Late Wednesday night, working sucker holes (more like troughs) with my 14.5" Starmaster, I went back to the area in Leo commented on by Marsha Robinson et al., using the positions of NGC 3190 & 3193 to search for NGC 3187 and 3185. Yeah, conditions really sucked (a technical term), but I figured this was probably going to be it for the week. (Tuesday night *was* pretty nice, wasn't it!)
The streetlight out in front of my house just happens to be out right now, so I finally convinced myself to take the 'scope out front for the hunt. To make a long story short, NGC 3187 was nowhere to be found. Not even averted imagination could bring it to life. I definitely need a better/darker sky to hunt it down. NGC 3185, however, was visible - well, sort of - I think. It took me a lonnnnng time - between passing cloud bands - to convince myself that this galaxy was really there.

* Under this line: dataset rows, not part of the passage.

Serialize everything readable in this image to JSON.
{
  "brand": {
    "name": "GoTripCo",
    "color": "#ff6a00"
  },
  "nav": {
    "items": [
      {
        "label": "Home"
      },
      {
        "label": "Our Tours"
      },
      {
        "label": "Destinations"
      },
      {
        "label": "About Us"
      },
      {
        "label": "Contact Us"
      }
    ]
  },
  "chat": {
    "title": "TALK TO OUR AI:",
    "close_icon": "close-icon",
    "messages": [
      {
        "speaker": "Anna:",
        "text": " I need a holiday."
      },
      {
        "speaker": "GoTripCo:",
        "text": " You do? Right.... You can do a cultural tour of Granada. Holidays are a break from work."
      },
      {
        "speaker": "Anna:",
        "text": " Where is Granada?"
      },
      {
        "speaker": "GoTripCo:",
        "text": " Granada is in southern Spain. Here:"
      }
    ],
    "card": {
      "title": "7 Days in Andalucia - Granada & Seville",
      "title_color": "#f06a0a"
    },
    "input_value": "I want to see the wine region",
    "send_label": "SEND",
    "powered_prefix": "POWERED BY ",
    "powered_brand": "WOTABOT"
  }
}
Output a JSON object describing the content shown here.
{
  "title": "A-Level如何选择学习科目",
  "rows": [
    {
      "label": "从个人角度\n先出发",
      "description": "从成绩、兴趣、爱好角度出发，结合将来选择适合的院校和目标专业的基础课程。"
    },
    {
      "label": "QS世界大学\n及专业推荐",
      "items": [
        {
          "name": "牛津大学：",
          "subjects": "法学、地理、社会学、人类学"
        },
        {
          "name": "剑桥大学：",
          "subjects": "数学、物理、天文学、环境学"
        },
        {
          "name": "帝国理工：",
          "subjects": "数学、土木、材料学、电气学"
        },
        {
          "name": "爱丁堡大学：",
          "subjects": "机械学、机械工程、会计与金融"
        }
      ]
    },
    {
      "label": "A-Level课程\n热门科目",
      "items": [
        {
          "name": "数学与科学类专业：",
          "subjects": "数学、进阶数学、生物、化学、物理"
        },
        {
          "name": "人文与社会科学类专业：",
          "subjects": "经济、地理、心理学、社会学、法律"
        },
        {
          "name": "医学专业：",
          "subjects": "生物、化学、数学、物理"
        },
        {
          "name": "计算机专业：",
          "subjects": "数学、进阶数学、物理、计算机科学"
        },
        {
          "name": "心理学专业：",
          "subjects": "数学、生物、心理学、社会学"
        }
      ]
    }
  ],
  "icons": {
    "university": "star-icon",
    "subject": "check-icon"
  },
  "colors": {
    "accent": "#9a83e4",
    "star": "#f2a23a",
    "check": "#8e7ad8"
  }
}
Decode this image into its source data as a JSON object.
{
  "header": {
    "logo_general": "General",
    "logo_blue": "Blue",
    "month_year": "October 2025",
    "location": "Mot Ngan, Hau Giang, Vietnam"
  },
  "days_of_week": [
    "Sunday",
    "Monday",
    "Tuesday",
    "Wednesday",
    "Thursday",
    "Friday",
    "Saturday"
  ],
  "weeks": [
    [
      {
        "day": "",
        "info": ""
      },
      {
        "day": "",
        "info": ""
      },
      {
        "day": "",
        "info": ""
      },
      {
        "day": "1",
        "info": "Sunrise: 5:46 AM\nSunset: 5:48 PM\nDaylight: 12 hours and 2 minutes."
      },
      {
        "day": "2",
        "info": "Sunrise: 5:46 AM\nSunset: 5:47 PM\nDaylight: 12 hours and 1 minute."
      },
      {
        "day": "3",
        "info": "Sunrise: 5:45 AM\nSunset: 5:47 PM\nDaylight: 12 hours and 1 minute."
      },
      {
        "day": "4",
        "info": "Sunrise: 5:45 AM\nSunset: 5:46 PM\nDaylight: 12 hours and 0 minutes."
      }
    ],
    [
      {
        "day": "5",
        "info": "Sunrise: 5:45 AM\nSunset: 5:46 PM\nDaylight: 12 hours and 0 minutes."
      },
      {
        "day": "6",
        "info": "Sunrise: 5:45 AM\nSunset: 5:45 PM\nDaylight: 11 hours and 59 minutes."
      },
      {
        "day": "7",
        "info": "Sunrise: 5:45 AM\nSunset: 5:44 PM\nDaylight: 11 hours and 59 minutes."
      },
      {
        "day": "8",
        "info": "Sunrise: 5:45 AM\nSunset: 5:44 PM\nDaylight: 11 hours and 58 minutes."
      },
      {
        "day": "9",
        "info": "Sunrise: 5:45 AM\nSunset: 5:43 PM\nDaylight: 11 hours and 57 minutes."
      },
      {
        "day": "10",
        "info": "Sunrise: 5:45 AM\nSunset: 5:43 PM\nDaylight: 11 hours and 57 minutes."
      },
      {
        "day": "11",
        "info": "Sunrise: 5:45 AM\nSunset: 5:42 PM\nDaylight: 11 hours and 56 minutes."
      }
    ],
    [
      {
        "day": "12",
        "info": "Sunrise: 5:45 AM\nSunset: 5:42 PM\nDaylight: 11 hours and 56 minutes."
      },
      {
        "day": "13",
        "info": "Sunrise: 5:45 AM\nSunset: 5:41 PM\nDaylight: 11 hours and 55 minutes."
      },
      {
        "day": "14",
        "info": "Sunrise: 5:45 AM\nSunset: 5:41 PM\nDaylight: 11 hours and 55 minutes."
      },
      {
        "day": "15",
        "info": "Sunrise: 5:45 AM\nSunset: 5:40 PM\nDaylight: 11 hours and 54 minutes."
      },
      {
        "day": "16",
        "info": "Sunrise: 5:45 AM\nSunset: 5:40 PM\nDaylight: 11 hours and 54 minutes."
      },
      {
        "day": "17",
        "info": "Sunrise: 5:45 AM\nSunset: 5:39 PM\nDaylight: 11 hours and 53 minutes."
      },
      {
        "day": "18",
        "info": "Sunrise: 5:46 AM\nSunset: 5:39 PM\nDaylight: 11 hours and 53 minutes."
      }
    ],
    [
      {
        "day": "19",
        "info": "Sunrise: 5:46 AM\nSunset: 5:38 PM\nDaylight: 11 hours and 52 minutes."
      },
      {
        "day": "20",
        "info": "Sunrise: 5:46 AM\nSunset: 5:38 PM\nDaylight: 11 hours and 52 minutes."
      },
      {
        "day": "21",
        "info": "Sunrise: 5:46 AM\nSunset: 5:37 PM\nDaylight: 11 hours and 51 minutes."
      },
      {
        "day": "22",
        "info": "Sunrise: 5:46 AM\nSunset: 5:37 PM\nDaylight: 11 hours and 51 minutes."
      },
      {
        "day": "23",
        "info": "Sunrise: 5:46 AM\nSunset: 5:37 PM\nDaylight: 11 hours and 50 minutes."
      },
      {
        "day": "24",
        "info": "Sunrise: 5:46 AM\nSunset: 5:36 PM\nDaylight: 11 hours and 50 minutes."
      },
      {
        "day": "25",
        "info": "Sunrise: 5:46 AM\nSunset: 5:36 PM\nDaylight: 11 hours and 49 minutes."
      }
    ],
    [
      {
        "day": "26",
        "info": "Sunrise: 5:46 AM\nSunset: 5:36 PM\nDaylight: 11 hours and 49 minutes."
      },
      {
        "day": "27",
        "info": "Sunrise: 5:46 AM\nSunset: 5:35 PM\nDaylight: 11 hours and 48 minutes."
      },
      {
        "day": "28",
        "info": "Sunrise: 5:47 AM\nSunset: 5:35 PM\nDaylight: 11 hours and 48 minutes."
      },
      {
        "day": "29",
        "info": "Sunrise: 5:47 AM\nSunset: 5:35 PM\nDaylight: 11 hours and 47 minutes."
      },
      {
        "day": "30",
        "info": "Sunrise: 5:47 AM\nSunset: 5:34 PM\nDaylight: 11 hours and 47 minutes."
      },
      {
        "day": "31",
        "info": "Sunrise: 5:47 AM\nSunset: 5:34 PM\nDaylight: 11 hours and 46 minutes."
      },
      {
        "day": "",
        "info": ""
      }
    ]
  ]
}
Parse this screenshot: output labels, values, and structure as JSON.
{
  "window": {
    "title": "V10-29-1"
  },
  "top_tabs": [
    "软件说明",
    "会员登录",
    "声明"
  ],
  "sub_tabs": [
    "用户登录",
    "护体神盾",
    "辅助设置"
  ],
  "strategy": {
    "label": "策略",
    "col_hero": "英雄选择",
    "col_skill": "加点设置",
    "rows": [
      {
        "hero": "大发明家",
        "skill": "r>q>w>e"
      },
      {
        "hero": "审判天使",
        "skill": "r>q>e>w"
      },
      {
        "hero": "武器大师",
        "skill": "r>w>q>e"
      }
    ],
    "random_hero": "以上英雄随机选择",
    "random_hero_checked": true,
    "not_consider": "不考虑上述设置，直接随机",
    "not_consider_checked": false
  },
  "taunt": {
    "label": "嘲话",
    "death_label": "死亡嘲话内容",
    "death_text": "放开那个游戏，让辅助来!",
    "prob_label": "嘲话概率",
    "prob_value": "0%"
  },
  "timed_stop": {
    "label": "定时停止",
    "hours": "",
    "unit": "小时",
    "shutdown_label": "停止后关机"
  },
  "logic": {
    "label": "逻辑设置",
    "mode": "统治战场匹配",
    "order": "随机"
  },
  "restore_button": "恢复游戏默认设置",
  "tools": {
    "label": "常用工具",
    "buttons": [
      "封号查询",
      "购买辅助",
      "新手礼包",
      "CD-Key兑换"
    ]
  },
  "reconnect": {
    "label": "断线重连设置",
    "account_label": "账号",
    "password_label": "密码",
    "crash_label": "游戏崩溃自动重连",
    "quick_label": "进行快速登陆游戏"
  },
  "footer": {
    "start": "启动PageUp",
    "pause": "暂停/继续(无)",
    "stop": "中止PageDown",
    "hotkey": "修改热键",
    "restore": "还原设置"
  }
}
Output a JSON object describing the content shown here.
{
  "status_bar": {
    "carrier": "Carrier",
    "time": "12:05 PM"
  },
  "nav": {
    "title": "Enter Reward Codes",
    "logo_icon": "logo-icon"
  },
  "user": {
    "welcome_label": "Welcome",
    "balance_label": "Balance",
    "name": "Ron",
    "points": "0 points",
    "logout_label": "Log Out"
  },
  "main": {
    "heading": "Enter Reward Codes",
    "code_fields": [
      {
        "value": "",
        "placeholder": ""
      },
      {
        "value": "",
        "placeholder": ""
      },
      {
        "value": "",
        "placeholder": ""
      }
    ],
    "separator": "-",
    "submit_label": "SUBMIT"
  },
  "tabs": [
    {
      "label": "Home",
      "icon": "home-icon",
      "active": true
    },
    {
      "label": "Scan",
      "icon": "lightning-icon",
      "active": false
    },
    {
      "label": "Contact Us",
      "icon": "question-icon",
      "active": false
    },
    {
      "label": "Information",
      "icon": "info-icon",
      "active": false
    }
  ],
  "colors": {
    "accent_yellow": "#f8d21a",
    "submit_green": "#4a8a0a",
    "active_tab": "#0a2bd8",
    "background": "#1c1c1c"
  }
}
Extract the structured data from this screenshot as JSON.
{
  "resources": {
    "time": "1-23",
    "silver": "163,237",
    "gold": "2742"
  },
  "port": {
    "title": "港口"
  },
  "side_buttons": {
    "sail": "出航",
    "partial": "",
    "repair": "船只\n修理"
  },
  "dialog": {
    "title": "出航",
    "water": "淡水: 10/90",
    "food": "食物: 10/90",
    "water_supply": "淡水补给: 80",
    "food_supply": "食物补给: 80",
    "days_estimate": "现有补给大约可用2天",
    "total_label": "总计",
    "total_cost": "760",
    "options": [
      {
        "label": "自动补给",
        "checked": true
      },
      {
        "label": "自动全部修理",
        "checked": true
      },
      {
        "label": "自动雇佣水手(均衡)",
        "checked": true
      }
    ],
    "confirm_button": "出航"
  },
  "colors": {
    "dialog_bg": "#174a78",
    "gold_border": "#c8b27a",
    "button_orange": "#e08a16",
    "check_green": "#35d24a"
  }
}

I used TheSky to verify position, and then kept going back and forth between 17mm and 12mm T4 Naglers to convince myself that the lighter-black item on the darker-black background was really 3185. Seeing kept coming and going, with my "guiding" stars often mushrooming out while I'd watch 'em. NGC 3185 was *much* smaller than the 2.3' x 1.6' size listed, less than a quarter that size, just a small, round, faint nothing. The next time we hit darker skies, I definitely want another look. I also want to bag NGC 3185; I can't find it in my notes, so I don't believe I've ever seen it.
So... if I count NGC 3190 and 3193 in my list of observed items, I hit three
galaxies in 2.5-hours of observing last night. A Jay Freeman I'm not.
Who else has NGC 3187 & 3185 logged? And what did they look like to you?